A: Nope, not a sidewalk. It's the concrete base for a "cable barrier" fence being installed in the median, similar to what exists on sections of North MoPac. The cable barriers, although they look flimsy (just a series of posts with steel cable strung between them), are designed to either stop or seriously slow down cars that career out of control and head into the median. They prevent head-on collisions, in other words.
Q: On West Fifth Street near MoPac, they've installed a traffic light at Campbell Street (at El Arroyo restaurant) and turned it on about a week ago. With all those people entering Fifth from MoPac and Lake Austin Boulevard headed downtown, won't a traffic light back up traffic? And why was it needed in the first place?
A: City traffic engineer Ali Mozdbar says all the relatively new development in that area has increased traffic on Campbell, particularly at lunch (there's a sports bar on West Sixth Street as well as the popular El Arroyo on West Fifth) and during the evening commute. And increasingly people park on the south side of West Fifth at the new Gables Residential apartments, he said, and then try to dash across Fifth to get to El Arroyo or other places between Fifth and Sixth.
So he said those pedestrians and the cars on Campbell justified a light. However, the light on Fifth will go red only when a car on Campbell triggers pressure sensors under the pavement, or when a pedestrian presses a button at the crosswalk. A car on Campbell will need only about 10 seconds of green and yellow to get through, Mozdbar said, but a pedestrian will make Fifth Street cars face about 22 seconds of red light.
Given the high speed of cars coming off southbound MoPac to Fifth, Mozdbar said, the city will install a flashing light on the ramp to indicate when the light on Fifth at Campbell has gone red. We'll all see how well this works in practice.

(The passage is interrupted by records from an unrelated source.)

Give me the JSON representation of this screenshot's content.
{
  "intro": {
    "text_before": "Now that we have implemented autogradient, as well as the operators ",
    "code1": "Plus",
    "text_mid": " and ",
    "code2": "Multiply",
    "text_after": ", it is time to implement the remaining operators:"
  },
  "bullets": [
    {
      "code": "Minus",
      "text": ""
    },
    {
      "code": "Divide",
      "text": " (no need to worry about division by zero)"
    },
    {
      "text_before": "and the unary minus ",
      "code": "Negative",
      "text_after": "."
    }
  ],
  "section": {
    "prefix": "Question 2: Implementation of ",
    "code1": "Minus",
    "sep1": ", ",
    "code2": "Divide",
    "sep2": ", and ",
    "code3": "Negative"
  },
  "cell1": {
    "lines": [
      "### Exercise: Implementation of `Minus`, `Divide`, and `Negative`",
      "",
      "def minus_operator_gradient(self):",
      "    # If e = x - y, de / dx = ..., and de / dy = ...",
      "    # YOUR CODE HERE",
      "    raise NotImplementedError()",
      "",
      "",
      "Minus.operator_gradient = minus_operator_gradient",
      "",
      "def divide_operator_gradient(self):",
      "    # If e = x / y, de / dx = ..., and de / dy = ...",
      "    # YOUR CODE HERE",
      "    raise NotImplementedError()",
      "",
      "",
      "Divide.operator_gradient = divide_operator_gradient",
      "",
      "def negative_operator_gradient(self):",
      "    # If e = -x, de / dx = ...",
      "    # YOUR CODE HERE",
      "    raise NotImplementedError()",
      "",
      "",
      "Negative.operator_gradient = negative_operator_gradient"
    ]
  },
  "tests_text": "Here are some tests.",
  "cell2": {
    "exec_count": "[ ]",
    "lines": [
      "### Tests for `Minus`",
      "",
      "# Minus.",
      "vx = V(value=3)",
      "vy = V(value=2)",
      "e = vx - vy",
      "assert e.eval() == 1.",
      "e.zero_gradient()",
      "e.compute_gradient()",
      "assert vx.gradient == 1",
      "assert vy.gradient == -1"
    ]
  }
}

Q: Those crosswalks with blinking lights are confusing. I've seen people sit there on a blinking red light and no one in the crosswalk. What should a driver do?

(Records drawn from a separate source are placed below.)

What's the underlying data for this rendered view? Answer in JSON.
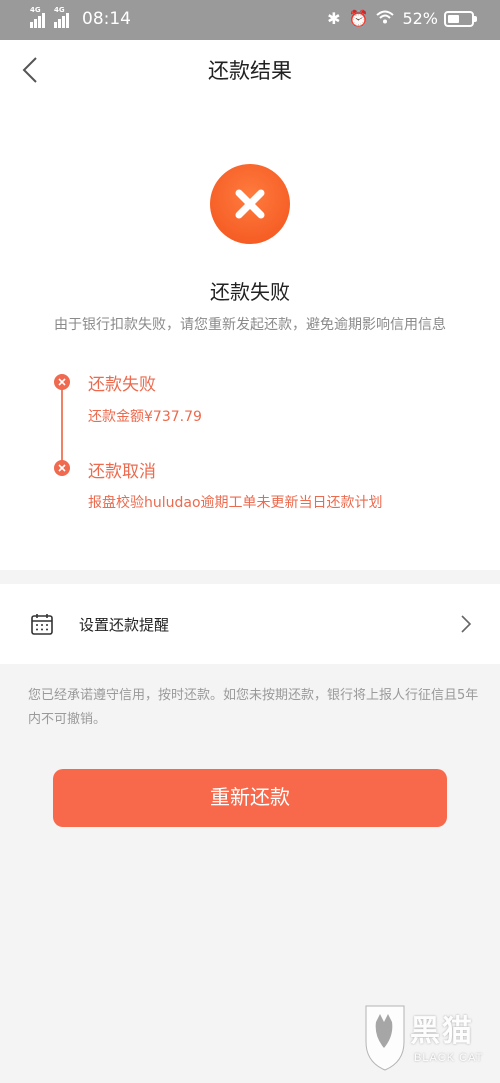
{
  "status_bar": {
    "network_1": "4G",
    "network_2": "4G",
    "time": "08:14",
    "battery_text": "52%",
    "battery_level": 0.52
  },
  "nav": {
    "title": "还款结果"
  },
  "result": {
    "title": "还款失败",
    "description": "由于银行扣款失败，请您重新发起还款，避免逾期影响信用信息"
  },
  "timeline": [
    {
      "title": "还款失败",
      "detail": "还款金额¥737.79"
    },
    {
      "title": "还款取消",
      "detail": "报盘校验huludao逾期工单未更新当日还款计划"
    }
  ],
  "reminder": {
    "label": "设置还款提醒"
  },
  "notice": "您已经承诺遵守信用，按时还款。如您未按期还款，银行将上报人行征信且5年内不可撤销。",
  "retry_button": "重新还款",
  "watermark": {
    "text": "黑猫",
    "sub": "BLACK CAT"
  },
  "colors": {
    "accent": "#f8694b",
    "timeline": "#ec6a4e",
    "status_bar": "#9a9a9a"
  }
}
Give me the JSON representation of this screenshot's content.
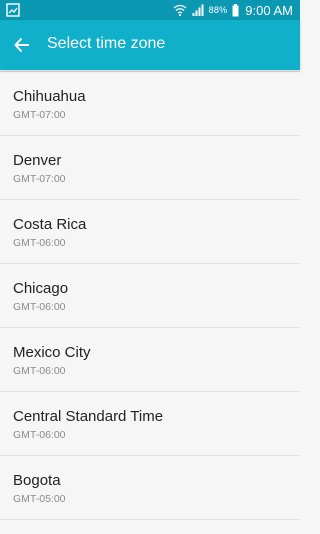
{
  "colors": {
    "status_bar": "#0a98b3",
    "app_bar": "#10b0cb",
    "background": "#f6f6f6",
    "item_text": "#222222",
    "item_subtext": "#8a8a8a"
  },
  "status_bar": {
    "left_icon": "gallery-icon",
    "wifi_icon": "wifi-icon",
    "signal_icon": "signal-icon",
    "battery_percent": "88%",
    "battery_icon": "battery-icon",
    "time": "9:00 AM"
  },
  "app_bar": {
    "back_icon": "arrow-back-icon",
    "title": "Select time zone"
  },
  "time_zones": [
    {
      "name": "Chihuahua",
      "offset": "GMT-07:00"
    },
    {
      "name": "Denver",
      "offset": "GMT-07:00"
    },
    {
      "name": "Costa Rica",
      "offset": "GMT-06:00"
    },
    {
      "name": "Chicago",
      "offset": "GMT-06:00"
    },
    {
      "name": "Mexico City",
      "offset": "GMT-06:00"
    },
    {
      "name": "Central Standard Time",
      "offset": "GMT-06:00"
    },
    {
      "name": "Bogota",
      "offset": "GMT-05:00"
    }
  ]
}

A:Those crosswalks (there are four in Austin, with two more on the way) have a constant blinking yellow when no one's around, which means proceed with caution. But when a pedestrian presses a button, the lights go to solid yellow, then solid red, then back to blinking red.
The pedestrian is supposed to be out of there by the time the blinking red comes on. If they aren't, of course, wait for them to clear.
But a blinking red is essentially equal to a stop sign, Mozdbar said. So if there's no pedestrian still in the walk, you can drive on after coming to full stop.